Später wurde klar, dass die kleinen grünen Männer eigentlich russische Spezialeinheiten unter dem Kommando von Igor Girkin (Strelkov) waren, die alle zuvor an der Krim-Besetzung mit Tarnkleidung ohne identifizierende Abzeichen teilgenommen hatten.

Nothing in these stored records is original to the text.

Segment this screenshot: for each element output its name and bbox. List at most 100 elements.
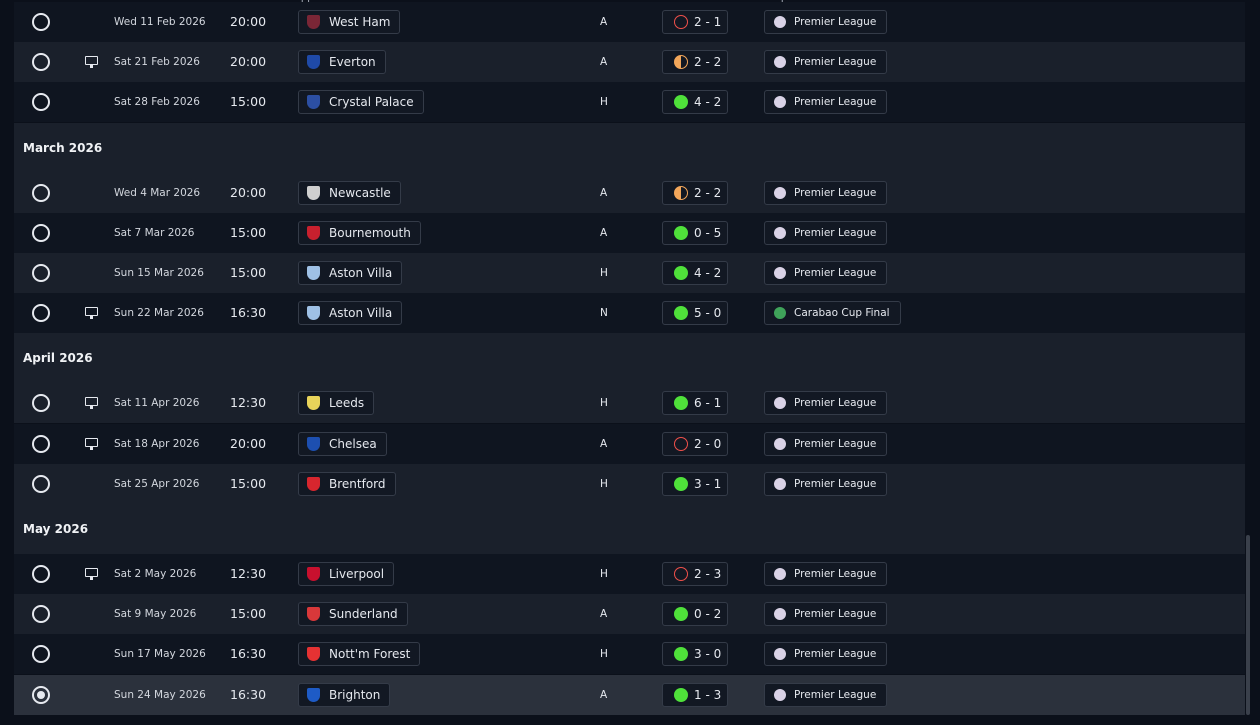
fixture-row[interactable]: Sat 18 Apr 2026 20:00 Chelsea A 2 - 0 Premier…: [14, 423, 1245, 464]
opposition-badge[interactable]: Liverpool: [298, 562, 395, 586]
select-radio[interactable]: [32, 93, 50, 112]
opposition-badge[interactable]: Newcastle: [298, 180, 401, 205]
select-radio[interactable]: [32, 565, 50, 583]
competition-badge[interactable]: Premier League: [764, 682, 888, 707]
opponent-name[interactable]: Liverpool: [329, 567, 385, 581]
opponent-name[interactable]: Brighton: [329, 687, 381, 702]
opponent-name[interactable]: Sunderland: [329, 607, 398, 622]
competition-badge[interactable]: Premier League: [764, 10, 888, 34]
result-badge[interactable]: 3 - 1: [662, 471, 728, 496]
opposition-badge[interactable]: Chelsea: [298, 431, 387, 456]
fixture-row[interactable]: Sun 15 Mar 2026 15:00 Aston Villa H 4 - 2 Pre…: [14, 253, 1245, 293]
competition-name[interactable]: Premier League: [794, 568, 877, 580]
fixture-row[interactable]: Sat 11 Apr 2026 12:30 Leeds H 6 - 1 Premier L…: [14, 383, 1245, 424]
competition-badge[interactable]: Premier League: [764, 642, 888, 667]
result-badge[interactable]: 2 - 2: [662, 50, 728, 75]
column-header[interactable]: Date: [114, 0, 138, 3]
opposition-badge[interactable]: Leeds: [298, 391, 375, 416]
fixture-row[interactable]: Wed 11 Feb 2026 20:00 West Ham A 2 - 1 Premie…: [14, 2, 1245, 42]
select-radio[interactable]: [32, 183, 50, 202]
fixture-row[interactable]: Sat 25 Apr 2026 15:00 Brentford H 3 - 1 Premi…: [14, 463, 1245, 504]
column-header[interactable]: Opposition: [293, 0, 347, 3]
opponent-name[interactable]: Nott'm Forest: [329, 647, 411, 662]
result-badge[interactable]: 5 - 0: [662, 301, 728, 326]
competition-badge[interactable]: Premier League: [764, 391, 888, 416]
fixture-row[interactable]: Sun 24 May 2026 16:30 Brighton A 1 - 3 Premie…: [14, 674, 1245, 715]
select-radio[interactable]: [32, 223, 50, 242]
competition-badge[interactable]: Carabao Cup Final: [764, 301, 901, 326]
column-header[interactable]: Time: [229, 0, 253, 3]
result-badge[interactable]: 4 - 2: [662, 90, 728, 115]
result-badge[interactable]: 6 - 1: [662, 391, 728, 416]
competition-name[interactable]: Premier League: [794, 648, 877, 661]
competition-name[interactable]: Premier League: [794, 688, 877, 701]
opponent-name[interactable]: West Ham: [329, 15, 391, 29]
opposition-badge[interactable]: Sunderland: [298, 602, 408, 627]
scrollbar[interactable]: [1246, 535, 1250, 715]
competition-badge[interactable]: Premier League: [764, 50, 888, 75]
opposition-badge[interactable]: Crystal Palace: [298, 90, 424, 115]
opposition-badge[interactable]: Everton: [298, 50, 386, 75]
column-header[interactable]: Result: [662, 0, 693, 3]
opponent-name[interactable]: Newcastle: [329, 185, 391, 200]
fixture-row[interactable]: Sun 17 May 2026 16:30 Nott'm Forest H 3 - 0 P…: [14, 634, 1245, 675]
opponent-name[interactable]: Bournemouth: [329, 225, 411, 240]
opponent-name[interactable]: Crystal Palace: [329, 95, 414, 110]
competition-badge[interactable]: Premier League: [764, 471, 888, 496]
competition-name[interactable]: Premier League: [794, 56, 877, 69]
opposition-badge[interactable]: Bournemouth: [298, 220, 421, 245]
result-badge[interactable]: 2 - 1: [662, 10, 728, 34]
fixture-row[interactable]: Sat 9 May 2026 15:00 Sunderland A 0 - 2 Premi…: [14, 594, 1245, 635]
result-badge[interactable]: 0 - 2: [662, 602, 728, 627]
opponent-name[interactable]: Aston Villa: [329, 306, 393, 321]
result-badge[interactable]: 2 - 0: [662, 431, 728, 456]
competition-name[interactable]: Premier League: [794, 226, 877, 239]
fixture-row[interactable]: Wed 4 Mar 2026 20:00 Newcastle A 2 - 2 Premie…: [14, 172, 1245, 213]
fixture-row[interactable]: Sat 28 Feb 2026 15:00 Crystal Palace H 4 - 2…: [14, 82, 1245, 123]
competition-name[interactable]: Premier League: [794, 186, 877, 199]
opposition-badge[interactable]: Aston Villa: [298, 261, 403, 285]
fixture-row[interactable]: Sun 22 Mar 2026 16:30 Aston Villa N 5 - 0 Car…: [14, 293, 1245, 334]
competition-badge[interactable]: Premier League: [764, 220, 888, 245]
select-radio[interactable]: [32, 645, 50, 664]
competition-badge[interactable]: Premier League: [764, 602, 888, 627]
select-radio[interactable]: [32, 474, 50, 493]
opposition-badge[interactable]: Nott'm Forest: [298, 642, 421, 667]
select-radio[interactable]: [32, 264, 50, 282]
competition-badge[interactable]: Premier League: [764, 261, 888, 285]
opponent-name[interactable]: Everton: [329, 55, 376, 70]
result-badge[interactable]: 1 - 3: [662, 682, 728, 707]
result-badge[interactable]: 0 - 5: [662, 220, 728, 245]
select-radio[interactable]: [32, 13, 50, 31]
result-badge[interactable]: 2 - 2: [662, 180, 728, 205]
select-radio[interactable]: [32, 434, 50, 453]
competition-name[interactable]: Carabao Cup Final: [794, 307, 890, 320]
fixture-row[interactable]: Sat 2 May 2026 12:30 Liverpool H 2 - 3 Premie…: [14, 554, 1245, 594]
opponent-name[interactable]: Chelsea: [329, 436, 377, 451]
opposition-badge[interactable]: West Ham: [298, 10, 401, 34]
opponent-name[interactable]: Aston Villa: [329, 266, 393, 280]
competition-name[interactable]: Premier League: [794, 96, 877, 109]
select-radio[interactable]: [32, 685, 50, 704]
opponent-name[interactable]: Brentford: [329, 476, 386, 491]
column-header[interactable]: Venue: [596, 0, 627, 3]
competition-name[interactable]: Premier League: [794, 437, 877, 450]
competition-name[interactable]: Premier League: [794, 608, 877, 621]
fixture-row[interactable]: Sat 7 Mar 2026 15:00 Bournemouth A 0 - 5 Prem…: [14, 212, 1245, 253]
opposition-badge[interactable]: Aston Villa: [298, 301, 403, 326]
competition-badge[interactable]: Premier League: [764, 562, 888, 586]
opposition-badge[interactable]: Brentford: [298, 471, 396, 496]
competition-badge[interactable]: Premier League: [764, 431, 888, 456]
column-header[interactable]: Competition: [758, 0, 819, 3]
fixture-row[interactable]: Sat 21 Feb 2026 20:00 Everton A 2 - 2 Premier…: [14, 42, 1245, 83]
result-badge[interactable]: 2 - 3: [662, 562, 728, 586]
opponent-name[interactable]: Leeds: [329, 396, 365, 411]
select-radio[interactable]: [32, 304, 50, 323]
result-badge[interactable]: 4 - 2: [662, 261, 728, 285]
select-radio[interactable]: [32, 605, 50, 624]
competition-name[interactable]: Premier League: [794, 477, 877, 490]
competition-name[interactable]: Premier League: [794, 16, 877, 28]
select-radio[interactable]: [32, 53, 50, 72]
competition-badge[interactable]: Premier League: [764, 90, 888, 115]
opposition-badge[interactable]: Brighton: [298, 682, 391, 707]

Eine Stellungnahme des ukrainischen Außenministeriums mit dem Titel 10 Fakten über die russische bewaffnete Aggression gegen die Ukraine stellt fest, dass die nächste Phase der russischen Aggression ein Versuch war, die Situation in den östlichen und südlichen Regionen der Ukraine zu destabilisieren, mit dem Ziel, einen Quasi-Staat namens Neurussland in diesem Gebiet zu schaffen. Der russische Präsident Wladimir Putin sprach am 17. April 2014 im russischen Fernsehen offen über diese Pläne. Diese Pläne wurden vereitelt, aber das russische Militär, die offizielle Armee und die von Russland geführten Soldatengruppen besetzten Gebiete der Regionen Donezk und Luhansk.
Wir fassen zusammen – es geht nicht um oder über Sprache, sondern um einen Angriff Russlands auf einen Nachbarn mit dem Ziel, sein Territorium abzutrennen, der ihm das Recht nimmt, seinen unabhängigen politischen Kurs zu verfolgen, und ihn destabilisiert.